Members of the first trip met Dr. Hector Guerrero, Director of the Ministry of Public Health, Province VI, and Dr. Angel Mateo, Director of the San Juan Municipal Clinic, who explained their health outreach priorities, reviewed the storyboards, and provided full access to the medical records of the clinics in DR Province VI, which includes the Cordillera Central mountains and is the most impoverished (Figure 2). These meetings expanded the target audience of the project from 25 families in the rural region outside San Juan as initially proposed to the International Foundation to 500,000 rural inhabitants. Members of the first trip spent the next three days visiting the rural areas and clinics (Figure 3), learned firsthand about the major health issues to be addressed, and verified cell phone signal strength (Figure 4).

Members of the second trip configured a cell phone to serve as a video transmitter in the DR, and reviewed the students’ health outreach videos with Dr. Guerrero to verify their medical and cultural relevance. This trip concluded with a test broadcast of one video to the cell phones of Dr. Guerrero, Dr. Mateo, and Jose Abreu. While the test was successful, we discovered that not all wireless service providers in the Dominican Republic support picture messaging.
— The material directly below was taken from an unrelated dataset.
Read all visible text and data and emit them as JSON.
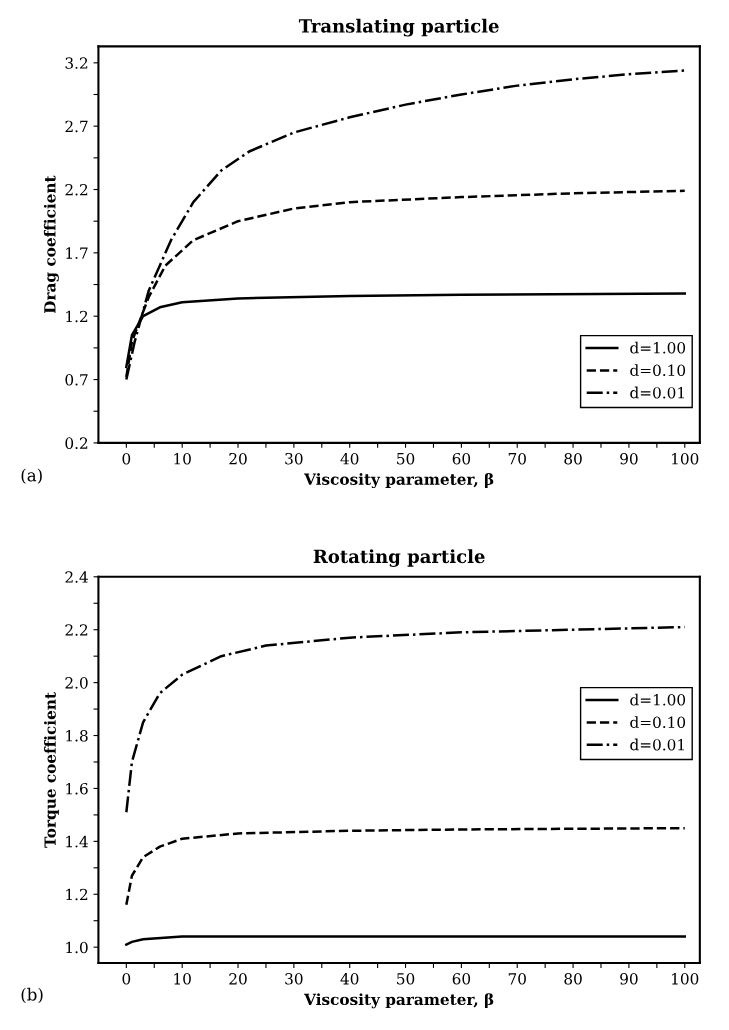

Future efforts will focus on integrating this M-health initiative with ongoing Dominican public health programs. Even though DR is suffering from an epidemic of the rare Chikungunya fever, its main public health concerns are more endemic to evolved economies, in particular obesity and high blood pressure. The Ministry of Public Health seeks outreach campaign to encourage Dominicans to visit their rural clinics regularly and monitor their blood pressure and cholesterol.


Figure 3 Rural clinic, and patients suffering from the Chikungunya epidemic




Figure 4 Cell phone towers in rural Dominican Republic.